While carpenter ants keep aphids alive for more honeydew, aphid predators are always lurking. Lady beetles, ladybugs, soldier beetles, midges, and hoverflies eat aphids and their larvae. Other aphid predators include big-eyed bugs, damsel bugs, lacewings, and predatory mites. When a carpenter ant forages for tree sap, it competes with other sap-sucking insects like mealybugs, whiteflies, and tree bugs. Aphids eat tree sap, too.
What Do Carpenter Ants Eat in Winter?
In colder climates, carpenter ants hole up in their warm wooden nesting grounds for the winter. Then, they enter a dormant phase called diapause and aren’t actively seeking more food until spring. But not before bulking up on carbs in the fall. According to Northern Woodlands magazine, Carpenter ants observed during New England winters packed on 50% more fat than they store in their bodies the rest of the year. This extra padding helps keep them warm and nourished through freezing temperatures as low as 5 degrees Fahrenheit.
How Does Their Diet Impact Other Species?
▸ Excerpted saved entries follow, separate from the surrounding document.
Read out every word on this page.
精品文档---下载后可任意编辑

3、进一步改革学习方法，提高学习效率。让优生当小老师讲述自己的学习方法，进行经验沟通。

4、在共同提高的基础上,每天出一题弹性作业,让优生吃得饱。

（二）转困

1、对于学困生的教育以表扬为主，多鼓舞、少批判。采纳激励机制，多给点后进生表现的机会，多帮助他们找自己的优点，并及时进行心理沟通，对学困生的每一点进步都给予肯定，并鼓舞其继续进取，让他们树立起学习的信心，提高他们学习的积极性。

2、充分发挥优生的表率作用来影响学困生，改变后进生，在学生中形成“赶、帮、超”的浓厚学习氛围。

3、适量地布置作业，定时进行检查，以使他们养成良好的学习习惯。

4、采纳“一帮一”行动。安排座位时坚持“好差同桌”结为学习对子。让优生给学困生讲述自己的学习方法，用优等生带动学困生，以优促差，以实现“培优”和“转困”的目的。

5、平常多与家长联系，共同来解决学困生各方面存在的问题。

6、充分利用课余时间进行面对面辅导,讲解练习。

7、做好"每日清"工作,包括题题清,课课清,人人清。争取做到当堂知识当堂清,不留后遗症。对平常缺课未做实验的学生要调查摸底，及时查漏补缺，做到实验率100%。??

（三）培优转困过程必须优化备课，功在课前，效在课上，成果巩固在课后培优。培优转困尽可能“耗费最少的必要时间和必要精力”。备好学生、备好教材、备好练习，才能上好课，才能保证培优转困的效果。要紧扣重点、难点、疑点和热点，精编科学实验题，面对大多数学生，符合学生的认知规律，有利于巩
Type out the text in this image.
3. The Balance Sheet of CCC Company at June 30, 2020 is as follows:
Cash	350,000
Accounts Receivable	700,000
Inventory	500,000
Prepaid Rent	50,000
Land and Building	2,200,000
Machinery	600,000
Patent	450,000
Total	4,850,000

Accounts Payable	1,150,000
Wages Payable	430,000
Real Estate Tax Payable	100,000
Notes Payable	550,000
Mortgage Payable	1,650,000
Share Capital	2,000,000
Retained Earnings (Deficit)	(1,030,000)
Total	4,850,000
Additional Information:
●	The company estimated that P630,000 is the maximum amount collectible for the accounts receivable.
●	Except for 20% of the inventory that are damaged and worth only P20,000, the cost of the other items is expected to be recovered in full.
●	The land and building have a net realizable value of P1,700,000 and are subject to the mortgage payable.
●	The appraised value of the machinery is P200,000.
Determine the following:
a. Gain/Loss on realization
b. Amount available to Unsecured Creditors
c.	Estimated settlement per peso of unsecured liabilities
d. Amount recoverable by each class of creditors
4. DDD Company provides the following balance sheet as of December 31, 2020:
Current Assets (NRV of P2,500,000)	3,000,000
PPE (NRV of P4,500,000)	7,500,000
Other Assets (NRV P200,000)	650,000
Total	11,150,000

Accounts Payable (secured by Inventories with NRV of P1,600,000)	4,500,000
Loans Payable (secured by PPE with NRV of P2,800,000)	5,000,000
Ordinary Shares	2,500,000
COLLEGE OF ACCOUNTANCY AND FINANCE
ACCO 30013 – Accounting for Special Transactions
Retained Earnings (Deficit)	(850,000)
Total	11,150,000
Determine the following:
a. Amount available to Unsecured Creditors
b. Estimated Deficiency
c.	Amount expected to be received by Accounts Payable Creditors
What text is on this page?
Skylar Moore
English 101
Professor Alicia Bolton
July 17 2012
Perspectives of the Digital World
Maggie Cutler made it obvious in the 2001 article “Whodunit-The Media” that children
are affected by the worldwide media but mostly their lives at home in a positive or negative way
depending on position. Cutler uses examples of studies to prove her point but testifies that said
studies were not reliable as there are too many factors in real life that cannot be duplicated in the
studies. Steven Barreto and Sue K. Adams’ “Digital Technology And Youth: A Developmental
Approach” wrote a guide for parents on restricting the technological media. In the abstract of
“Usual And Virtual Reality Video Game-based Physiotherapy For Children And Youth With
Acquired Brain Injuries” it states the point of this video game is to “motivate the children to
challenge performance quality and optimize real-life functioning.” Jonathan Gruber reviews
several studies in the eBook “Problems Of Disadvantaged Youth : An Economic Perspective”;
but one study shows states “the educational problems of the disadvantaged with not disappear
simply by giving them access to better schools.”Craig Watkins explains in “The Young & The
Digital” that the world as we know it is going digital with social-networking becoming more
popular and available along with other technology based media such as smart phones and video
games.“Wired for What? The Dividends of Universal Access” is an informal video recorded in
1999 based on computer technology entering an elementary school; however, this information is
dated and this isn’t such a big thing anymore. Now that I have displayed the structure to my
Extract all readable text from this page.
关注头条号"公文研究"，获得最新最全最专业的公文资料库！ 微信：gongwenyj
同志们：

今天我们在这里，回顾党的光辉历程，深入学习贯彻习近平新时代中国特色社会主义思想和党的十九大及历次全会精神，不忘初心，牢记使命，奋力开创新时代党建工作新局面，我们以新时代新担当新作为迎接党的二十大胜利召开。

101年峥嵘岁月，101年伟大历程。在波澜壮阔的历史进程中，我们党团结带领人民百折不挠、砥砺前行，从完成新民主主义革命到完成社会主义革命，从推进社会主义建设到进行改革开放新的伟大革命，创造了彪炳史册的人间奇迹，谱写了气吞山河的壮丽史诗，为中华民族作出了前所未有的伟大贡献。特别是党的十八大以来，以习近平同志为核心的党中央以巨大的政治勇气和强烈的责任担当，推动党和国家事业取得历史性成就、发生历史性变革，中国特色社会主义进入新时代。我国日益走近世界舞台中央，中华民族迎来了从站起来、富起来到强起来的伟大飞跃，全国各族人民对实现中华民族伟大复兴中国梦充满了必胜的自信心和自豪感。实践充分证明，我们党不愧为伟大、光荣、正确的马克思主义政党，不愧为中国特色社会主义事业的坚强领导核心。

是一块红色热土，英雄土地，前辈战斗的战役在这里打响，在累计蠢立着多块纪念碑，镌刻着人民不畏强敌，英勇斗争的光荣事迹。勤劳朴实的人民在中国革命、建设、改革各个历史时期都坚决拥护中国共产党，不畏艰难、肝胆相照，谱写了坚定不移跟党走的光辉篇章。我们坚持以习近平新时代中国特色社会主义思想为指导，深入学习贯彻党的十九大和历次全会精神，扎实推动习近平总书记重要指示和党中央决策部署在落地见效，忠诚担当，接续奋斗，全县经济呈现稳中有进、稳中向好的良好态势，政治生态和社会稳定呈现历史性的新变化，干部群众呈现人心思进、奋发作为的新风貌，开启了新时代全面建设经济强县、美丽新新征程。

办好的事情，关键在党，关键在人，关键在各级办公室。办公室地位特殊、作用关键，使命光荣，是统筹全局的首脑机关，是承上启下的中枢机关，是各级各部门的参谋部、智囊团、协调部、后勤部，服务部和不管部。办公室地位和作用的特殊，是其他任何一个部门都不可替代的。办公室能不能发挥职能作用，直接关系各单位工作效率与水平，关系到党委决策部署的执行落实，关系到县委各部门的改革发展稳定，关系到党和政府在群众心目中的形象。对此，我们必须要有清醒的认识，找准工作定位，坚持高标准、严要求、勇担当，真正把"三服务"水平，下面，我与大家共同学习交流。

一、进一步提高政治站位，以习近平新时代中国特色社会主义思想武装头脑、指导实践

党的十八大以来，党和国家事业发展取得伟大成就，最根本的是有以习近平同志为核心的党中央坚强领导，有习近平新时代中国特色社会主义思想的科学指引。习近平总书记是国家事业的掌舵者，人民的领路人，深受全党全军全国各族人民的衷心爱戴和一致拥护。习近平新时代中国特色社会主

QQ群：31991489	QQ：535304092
Carpenter ants eat foraged insects and sweet fluids, but not structures made of wood. For this reason, you might think the ant’s diet doesn’t necessarily impact humans. Think again. To see the connection, try answering this question: Which insect provides carpenter ants with one of their favorite sugary treats? If you answered aphids who provide ants with honeydew, you’re right. We explained earlier in this article that carpenter ants fiercely protect aphids. But aphids suck the juice from a plant’s leaves and roots. Doing so can kill an aphid’s favorite plants, like garlic, coriander, petunias, and marigolds. In other words, aphids kill many of the plants humans grow in their vegetable and flower gardens. So, yes – humans are impacted by a carpenter ant’s diet. Though you could argue that people benefit from their diet, too, because carpenter ants eat termites. As with many creatures in the ecosystem, carpenter ants impact our world with benefits that hopefully outweigh the detriments. But if you hear sounds like crinkling cellophane in your walls, call the exterminator. Carpenter ants have probably moved in.